"Children of the Hydra ... Happy 90th Birthday Ray Harryhausen, god of stop motion animation," tweeted Simon Pegg earlier today. The occasion marks the opening of the exhibition Ray Harryhausen: Myths and Legends at the London Film Museum and an announcement from the National Media Museum that it'll likely be acquiring Harryhausen's archive of drawings, storyboards and models: "Examples in the collection include the skeletons from Jason and the Argonauts  and the Medusa and the Kraken from Clash of the Titans . It also features rare work by the pioneer special effects designer Willis O'Brien (1886-1962), the creator of King Kong, with whom Harryhausen worked early in his career and who was a major influence."
"To mark his birthday, tributes were made to Harryhausen over the weekend at an event in London organised by Bafta and the British Film Institute, hosted by the director John Landis," notes Mark Brown in the Guardian, where Landis himself writes: "The 7th Voyage of Sinbad, which became a tremendous box office success for Columbia, was the first colour movie he worked on, and he was credited as an associate producer. That is an important moment in the history of the movies: Harryhausen, a below-the-line special effects technician, had become his own genre. In fact, Ray is truly unique in the history of movies as a special effects technician who is really the auteur of his films. The stop-motion creatures and vehicles Ray created were not only the stars of those movies, but the main reason for them to exist at all."

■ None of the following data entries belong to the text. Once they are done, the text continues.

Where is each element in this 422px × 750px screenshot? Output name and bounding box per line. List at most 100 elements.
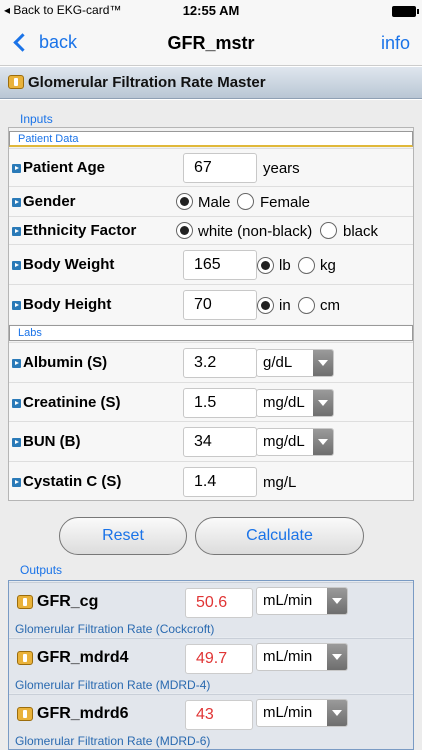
chevron-down-icon [327,588,347,614]
gfr-mdrd6-name: GFR_mdrd6 [37,705,129,722]
output-row-gfr-mdrd4: GFR_mdrd4 49.7 mL/min Glomerular Filtrat… [9,638,413,693]
gfr-cg-description: Glomerular Filtration Rate (Cockcroft) [15,622,215,636]
reset-button[interactable]: Reset [59,517,187,555]
height-cm-label: cm [320,297,340,314]
gender-male-radio[interactable] [176,193,193,210]
disclosure-arrow-icon[interactable] [12,478,21,487]
gender-female-label: Female [260,194,311,211]
ethnicity-row: Ethnicity Factor white (non-black) black [9,216,413,244]
gfr-mdrd6-unit-select[interactable]: mL/min [256,699,348,727]
body-weight-label: Body Weight [23,256,115,273]
bun-unit-value: mg/dL [263,433,305,450]
disclosure-arrow-icon[interactable] [12,261,21,270]
disclosure-arrow-icon[interactable] [12,198,21,207]
cystatin-label: Cystatin C (S) [23,473,122,490]
ethnicity-black-label: black [343,223,379,240]
gfr-mdrd4-unit-select[interactable]: mL/min [256,643,348,671]
ethnicity-white-label: white (non-black) [198,223,313,240]
chevron-down-icon [327,644,347,670]
page-title: GFR_mstr [167,33,255,53]
calculator-header: Glomerular Filtration Rate Master [0,67,422,99]
output-row-gfr-mdrd6: GFR_mdrd6 43 mL/min Glomerular Filtratio… [9,694,413,749]
gender-row: Gender Male Female [9,186,413,216]
patient-age-unit: years [263,160,300,177]
disclosure-arrow-icon[interactable] [12,399,21,408]
height-in-radio[interactable] [257,297,274,314]
bun-row: BUN (B) 34 mg/dL [9,421,413,461]
weight-kg-label: kg [320,257,336,274]
albumin-unit-value: g/dL [263,354,293,371]
gfr-mdrd4-value: 49.7 [185,644,253,674]
gfr-mdrd6-unit-value: mL/min [263,704,313,721]
weight-lb-label: lb [279,257,291,274]
battery-icon [392,6,419,17]
height-cm-radio[interactable] [298,297,315,314]
ethnicity-black-radio[interactable] [320,222,337,239]
chevron-down-icon [313,390,333,416]
albumin-row: Albumin (S) 3.2 g/dL [9,342,413,382]
gfr-cg-unit-value: mL/min [263,592,313,609]
gfr-mdrd6-value: 43 [185,700,253,730]
gfr-mdrd6-description: Glomerular Filtration Rate (MDRD-6) [15,734,211,748]
navigation-bar: back GFR_mstr info [0,22,422,66]
outputs-section-label: Outputs [20,563,63,577]
status-time: 12:55 AM [182,3,240,18]
gfr-mdrd4-unit-value: mL/min [263,648,313,665]
patient-age-row: Patient Age 67 years [9,148,413,186]
labs-header: Labs [9,325,413,341]
cystatin-unit: mg/L [263,474,297,491]
calculator-title: Glomerular Filtration Rate Master [28,74,266,91]
disclosure-arrow-icon[interactable] [12,359,21,368]
chevron-down-icon [313,350,333,376]
body-weight-row: Body Weight 165 lb kg [9,244,413,284]
gfr-cg-value: 50.6 [185,588,253,618]
weight-lb-radio[interactable] [257,257,274,274]
gfr-cg-name: GFR_cg [37,593,99,610]
albumin-label: Albumin (S) [23,354,108,371]
creatinine-input[interactable]: 1.5 [183,388,257,418]
ethnicity-label: Ethnicity Factor [23,222,137,239]
status-bar: ◂ Back to EKG-card™ 12:55 AM [0,0,422,22]
calculator-icon [17,595,33,609]
disclosure-arrow-icon[interactable] [12,227,21,236]
cystatin-row: Cystatin C (S) 1.4 mg/L [9,461,413,500]
output-row-gfr-cg: GFR_cg 50.6 mL/min Glomerular Filtration… [9,582,413,637]
bun-input[interactable]: 34 [183,427,257,457]
info-button[interactable]: info [381,33,410,54]
bun-unit-select[interactable]: mg/dL [256,428,334,456]
inputs-section-label: Inputs [20,112,53,126]
body-height-input[interactable]: 70 [183,290,257,320]
patient-age-input[interactable]: 67 [183,153,257,183]
gfr-cg-unit-select[interactable]: mL/min [256,587,348,615]
calculator-icon [8,75,24,89]
patient-data-header: Patient Data [9,131,413,147]
creatinine-unit-select[interactable]: mg/dL [256,389,334,417]
body-height-row: Body Height 70 in cm [9,284,413,324]
albumin-unit-select[interactable]: g/dL [256,349,334,377]
disclosure-arrow-icon[interactable] [12,164,21,173]
patient-age-label: Patient Age [23,159,105,176]
gender-label: Gender [23,193,76,210]
gender-female-radio[interactable] [237,193,254,210]
body-weight-input[interactable]: 165 [183,250,257,280]
gfr-mdrd4-name: GFR_mdrd4 [37,649,129,666]
disclosure-arrow-icon[interactable] [12,438,21,447]
creatinine-label: Creatinine (S) [23,394,121,411]
calculator-icon [17,707,33,721]
chevron-down-icon [313,429,333,455]
chevron-down-icon [327,700,347,726]
height-in-label: in [279,297,291,314]
body-height-label: Body Height [23,296,112,313]
gender-male-label: Male [198,194,231,211]
disclosure-arrow-icon[interactable] [12,301,21,310]
ethnicity-white-radio[interactable] [176,222,193,239]
calculator-icon [17,651,33,665]
calculate-button[interactable]: Calculate [195,517,364,555]
creatinine-unit-value: mg/dL [263,394,305,411]
weight-kg-radio[interactable] [298,257,315,274]
creatinine-row: Creatinine (S) 1.5 mg/dL [9,382,413,421]
gfr-mdrd4-description: Glomerular Filtration Rate (MDRD-4) [15,678,211,692]
cystatin-input[interactable]: 1.4 [183,467,257,497]
bun-label: BUN (B) [23,433,81,450]
albumin-input[interactable]: 3.2 [183,348,257,378]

"Harryhausen has always been something of an outsider," writes James Mottram in the Independent. "He recalls a review in The Hollywood Reporter of his 1958 adventure The 7th Voyage of Sinbad, the precursor to his 1963 masterwork, Jason and the Argonauts. 'It said, "Every Hollywood technician should see this picture." And I think that queered me with Hollywood.' Two years on he had left LA for London, where he has lived ever since."
The BBC's Tim Masters notes that "Harryhausen is cited by the likes of George Lucas, Steven Spielberg, James Cameron and Peter Jackson as an inspiration.... Aardman animator Nick Park was inspired to make his first model after seeing Harryhausen demonstrate one of his dinosaurs on TV. 'I couldn't believe that someone had brought dinosaurs to life — it was a magical moment for me,' he says." Park then talks about his three favorite moments from Harryhausen's films.
David Cairns has a list, too: "The Top Ten Sexy Ray Harryhausen Monsters." Phelim O'Neill reports on the BFI evening for the Guardian; David Cairns had a fine time as well. Bert Rebhandl writes up an appreciation in the Berliner Zeitung (and in German). More congrats — and a slide show — from Dan North. Harry Knowles sends birthday greetings; check out the AICN animation in the upper left hand corner. Back in April, the worldwide launch of Louis Leterrier's remake of Clash of the Titans sparked a round of interviews with Harryhausen and Lawrence French's for Cinefantastique was one of the better ones. Earlier: Glenn Kenny's "Brief History Of Big F**king Scorpions In Cinema."
Update, 6/30: Viewing (5'49"). German animator Carsten Sommer calls on an alien trio to transmit his birthday greetings.